Access by BMW was launched in 2018 in Nashville as a pilot project to test out whether customers would want to have access to a fleet of fancy cars but not necessarily own one. But recent requests to sign up have been met with a disclaimer that the service is in the process of shutting down. A Nashville resident who was interested in applying for the subscription service was told that it was going to be defunct by the end of January.
“Unfortunately the Access by BMW subscription program is ending on January 31st and we are no longer taking new members,” a sales representative said in an email.
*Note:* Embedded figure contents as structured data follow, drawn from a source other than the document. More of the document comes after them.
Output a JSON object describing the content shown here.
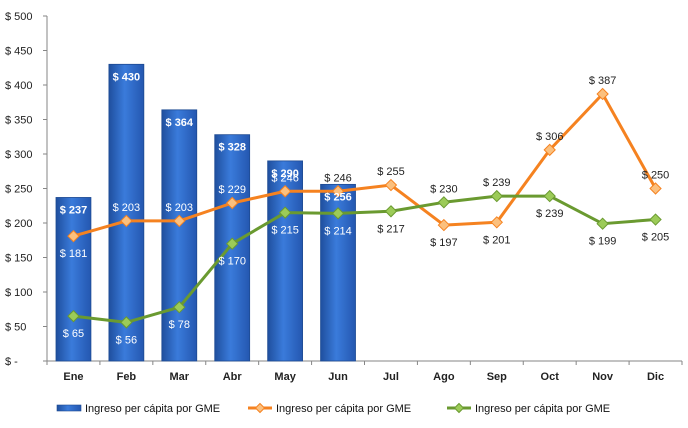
{
  "chart_data": {
    "type": "bar+line",
    "categories": [
      "Ene",
      "Feb",
      "Mar",
      "Abr",
      "May",
      "Jun",
      "Jul",
      "Ago",
      "Sep",
      "Oct",
      "Nov",
      "Dic"
    ],
    "ylim": [
      0,
      500
    ],
    "yticks": [
      0,
      50,
      100,
      150,
      200,
      250,
      300,
      350,
      400,
      450,
      500
    ],
    "ytick_labels": [
      "$ -",
      "$ 50",
      "$ 100",
      "$ 150",
      "$ 200",
      "$ 250",
      "$ 300",
      "$ 350",
      "$ 400",
      "$ 450",
      "$ 500"
    ],
    "grid": false,
    "legend_position": "bottom",
    "series": [
      {
        "name": "Ingreso per cápita por GME",
        "kind": "bar",
        "color": "#2E64C2",
        "values": [
          237,
          430,
          364,
          328,
          290,
          256,
          null,
          null,
          null,
          null,
          null,
          null
        ],
        "labels": [
          "$ 237",
          "$ 430",
          "$ 364",
          "$ 328",
          "$ 290",
          "$ 256",
          null,
          null,
          null,
          null,
          null,
          null
        ]
      },
      {
        "name": "Ingreso per cápita por GME",
        "kind": "line",
        "color": "#F58220",
        "marker_fill": "#FBC07E",
        "values": [
          181,
          203,
          203,
          229,
          246,
          246,
          255,
          197,
          201,
          306,
          387,
          250
        ],
        "labels": [
          "$ 181",
          "$ 203",
          "$ 203",
          "$ 229",
          "$ 246",
          "$ 246",
          "$ 255",
          "$ 197",
          "$ 201",
          "$ 306",
          "$ 387",
          "$ 250"
        ]
      },
      {
        "name": "Ingreso per cápita por GME",
        "kind": "line",
        "color": "#6A9A30",
        "marker_fill": "#9CCB58",
        "values": [
          65,
          56,
          78,
          170,
          215,
          214,
          217,
          230,
          239,
          239,
          199,
          205
        ],
        "labels": [
          "$ 65",
          "$ 56",
          "$ 78",
          "$ 170",
          "$ 215",
          "$ 214",
          "$ 217",
          "$ 230",
          "$ 239",
          "$ 239",
          "$ 199",
          "$ 205"
        ]
      }
    ]
  }
}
A BMW spokesperson confirmed to The Verge that BMW was winding down its pilot, though the company appears to be leaving the door open for future experiments. “The Access by BMW vehicle subscription program was launched in Nashville, TN in April of 2018 and was always intended to be a pilot program,” the spokesperson said. “As such, the pilot will conclude at the end of this month. We are in the process of developing the next iteration of Access by BMW and will share more information with you as it becomes available.”
The spokesperson declined to share sales numbers but acknowledged that “the program had reached its capacity limits.”
Despite the imminent shutdown, the Access by BMW website is still up and running, with a link on the automaker’s North American site redirecting to it. “A new way of driving BMW is coming,” the homepage promises.
Access by BMW consisted of two tiers. For $2,000 a month, members could choose between models like the X5 SUV, 4 Series, and 5 Series sedans, including all plug-in hybrid versions. For the higher-tier $3,700-a-month fee, they could get M4, M5, or M6 convertibles as well as X5M and X6M SUVs. (BMW’s highest-end 7 Series was not available through the service). The fee included insurance, maintenance, and roadside assistance.
If that seems a bit pricey, you’re not wrong. The top-tier $3,700-a-month plan is almost three times the cost of leasing an M5 sedan in the Nashville area (though a lease requires a down payment of $5,724 and doesn’t include insurance and maintenance).
Subscriptions have been a mixed bag for the auto industry. Ford walked away from its service last fall following low demand. Cadillac shut down its service Book in 2018, only to resurrect it several months later with fewer options. Last summer, Mercedes-Benz pulled the plug its Collection subscription service, citing mediocre sales.
Other automakers have had some success. Porsche, Audi, Volvo, Nissan, and Jaguar are still offering some variation of a subscription service. Even the big car rental companies, Hertz and Enterprise, are getting in on the action. Most of these subscriptions are only available in specific cities and are still in the pilot phase.